Scott complexity of trees of finite rank via degrees of categoricity

In earlier work we constructed, for each computable ordinal $\alpha$, a computable tree of rank $\alpha+1$ whose strong degree of categoricity is $\mathbf{0}^{(2\alpha)}$ for finite $\alpha$ (and $\mathbf{0}^{(2\alpha+1)}$ for infinite $\alpha$), and showed these degrees are optimal.

Those results are lightface: they concern computable copies and Turing degrees of isomorphisms.

In this paper we determine the boldface content of the construction.

We isolate a simple transfer principle showing that a degree-of-categoricity lower bound which holds \emph{uniformly relative to every oracle} defeats $L_{\omega_1\omega}$-definability of automorphism orbits outright, and we verify that our construction has this uniformity.

Writing $\A_{m+1}$ for the isomorphism type of our rank-$(m+1)$ trees ($m\geq 1$ finite), we conclude that $\A_{m+1}$ has Scott rank exactly $2m+1$ in the sense of Montalbán, and that its Scott sentence complexity is one of $\Sin{2m+1}$, $\dSin{2m+1}$, or $\Pin{2m+2}$.

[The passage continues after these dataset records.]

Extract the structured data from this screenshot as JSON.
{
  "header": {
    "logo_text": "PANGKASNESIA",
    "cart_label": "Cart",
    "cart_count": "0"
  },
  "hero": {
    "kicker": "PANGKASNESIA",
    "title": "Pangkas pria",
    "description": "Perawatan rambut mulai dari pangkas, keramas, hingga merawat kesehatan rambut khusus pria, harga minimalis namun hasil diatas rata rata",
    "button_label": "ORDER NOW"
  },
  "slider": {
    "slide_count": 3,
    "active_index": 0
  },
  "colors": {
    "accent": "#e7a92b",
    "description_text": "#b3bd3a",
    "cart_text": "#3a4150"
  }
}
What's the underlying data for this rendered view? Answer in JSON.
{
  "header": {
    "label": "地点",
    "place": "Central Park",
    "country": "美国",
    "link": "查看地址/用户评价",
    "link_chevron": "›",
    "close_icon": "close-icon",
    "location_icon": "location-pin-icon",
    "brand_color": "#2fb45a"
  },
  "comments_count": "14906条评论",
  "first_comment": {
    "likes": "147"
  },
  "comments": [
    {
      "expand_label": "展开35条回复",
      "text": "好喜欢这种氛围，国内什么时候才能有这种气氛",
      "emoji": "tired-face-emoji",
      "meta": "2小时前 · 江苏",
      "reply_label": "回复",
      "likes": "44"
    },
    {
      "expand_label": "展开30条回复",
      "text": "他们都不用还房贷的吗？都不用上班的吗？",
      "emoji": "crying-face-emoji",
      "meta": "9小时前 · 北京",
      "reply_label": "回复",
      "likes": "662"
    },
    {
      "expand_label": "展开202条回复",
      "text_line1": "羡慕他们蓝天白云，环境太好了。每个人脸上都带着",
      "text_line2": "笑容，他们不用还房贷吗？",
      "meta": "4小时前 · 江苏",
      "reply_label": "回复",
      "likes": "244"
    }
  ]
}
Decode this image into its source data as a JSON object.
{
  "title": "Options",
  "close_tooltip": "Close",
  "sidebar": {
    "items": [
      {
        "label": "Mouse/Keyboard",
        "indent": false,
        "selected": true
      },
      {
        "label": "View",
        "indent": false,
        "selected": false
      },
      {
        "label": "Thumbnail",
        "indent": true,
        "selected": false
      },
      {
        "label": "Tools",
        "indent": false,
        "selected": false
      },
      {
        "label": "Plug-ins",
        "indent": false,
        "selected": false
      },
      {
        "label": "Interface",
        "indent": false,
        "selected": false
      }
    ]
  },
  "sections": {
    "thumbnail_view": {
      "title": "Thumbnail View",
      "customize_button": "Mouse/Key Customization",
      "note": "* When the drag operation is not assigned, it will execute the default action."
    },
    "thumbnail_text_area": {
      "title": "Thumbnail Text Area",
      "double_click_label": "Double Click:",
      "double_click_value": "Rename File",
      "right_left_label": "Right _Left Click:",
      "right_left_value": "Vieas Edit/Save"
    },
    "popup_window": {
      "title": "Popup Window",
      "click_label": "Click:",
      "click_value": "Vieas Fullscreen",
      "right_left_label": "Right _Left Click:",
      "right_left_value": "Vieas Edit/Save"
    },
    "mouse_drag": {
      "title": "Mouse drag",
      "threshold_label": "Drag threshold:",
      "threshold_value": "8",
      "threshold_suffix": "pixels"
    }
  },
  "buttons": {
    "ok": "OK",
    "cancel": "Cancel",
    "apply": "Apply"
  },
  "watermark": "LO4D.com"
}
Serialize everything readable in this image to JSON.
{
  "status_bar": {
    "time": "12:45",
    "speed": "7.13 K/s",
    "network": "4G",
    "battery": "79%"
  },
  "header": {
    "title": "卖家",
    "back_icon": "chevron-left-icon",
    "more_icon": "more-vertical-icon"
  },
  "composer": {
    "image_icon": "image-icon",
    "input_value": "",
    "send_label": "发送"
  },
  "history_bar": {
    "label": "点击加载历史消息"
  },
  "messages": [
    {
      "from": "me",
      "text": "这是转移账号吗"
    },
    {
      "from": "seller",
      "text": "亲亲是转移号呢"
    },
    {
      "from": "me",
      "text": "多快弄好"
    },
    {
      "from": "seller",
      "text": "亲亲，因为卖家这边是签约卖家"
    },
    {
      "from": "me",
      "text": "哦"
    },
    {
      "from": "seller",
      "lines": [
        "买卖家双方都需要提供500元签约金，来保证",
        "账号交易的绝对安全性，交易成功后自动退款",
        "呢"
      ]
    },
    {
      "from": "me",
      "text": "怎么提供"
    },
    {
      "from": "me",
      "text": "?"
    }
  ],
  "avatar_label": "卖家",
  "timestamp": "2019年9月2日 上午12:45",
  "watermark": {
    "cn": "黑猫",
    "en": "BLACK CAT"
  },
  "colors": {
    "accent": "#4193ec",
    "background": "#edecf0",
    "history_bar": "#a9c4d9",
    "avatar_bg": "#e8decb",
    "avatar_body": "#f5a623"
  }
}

For rank $2$ we carry out a complete Scott analysis: the orbit of the level-one nodes of infinite degree is $\Pin{2}$- but not $\Sin{2}$-definable, and $\SSC(\A_2)=\Pin{4}$ exactly, witnessed by a computable $\Pc{4}$ Scott sentence.

We conjecture $\SSC(\A_{m+1})=\Pin{2m+2}$ for all finite $m$ and reduce the conjecture to a single back-and-forth substitution lemma.

These results begin a classification of the Scott sentence complexities of trees, in analogy with the Gonzalez--Rossegger analysis of linear orders, and connect the $2\alpha$-jump phenomenon in degrees of categoricity to Scott spectral gap questions of Harrison-Trainor and Kim.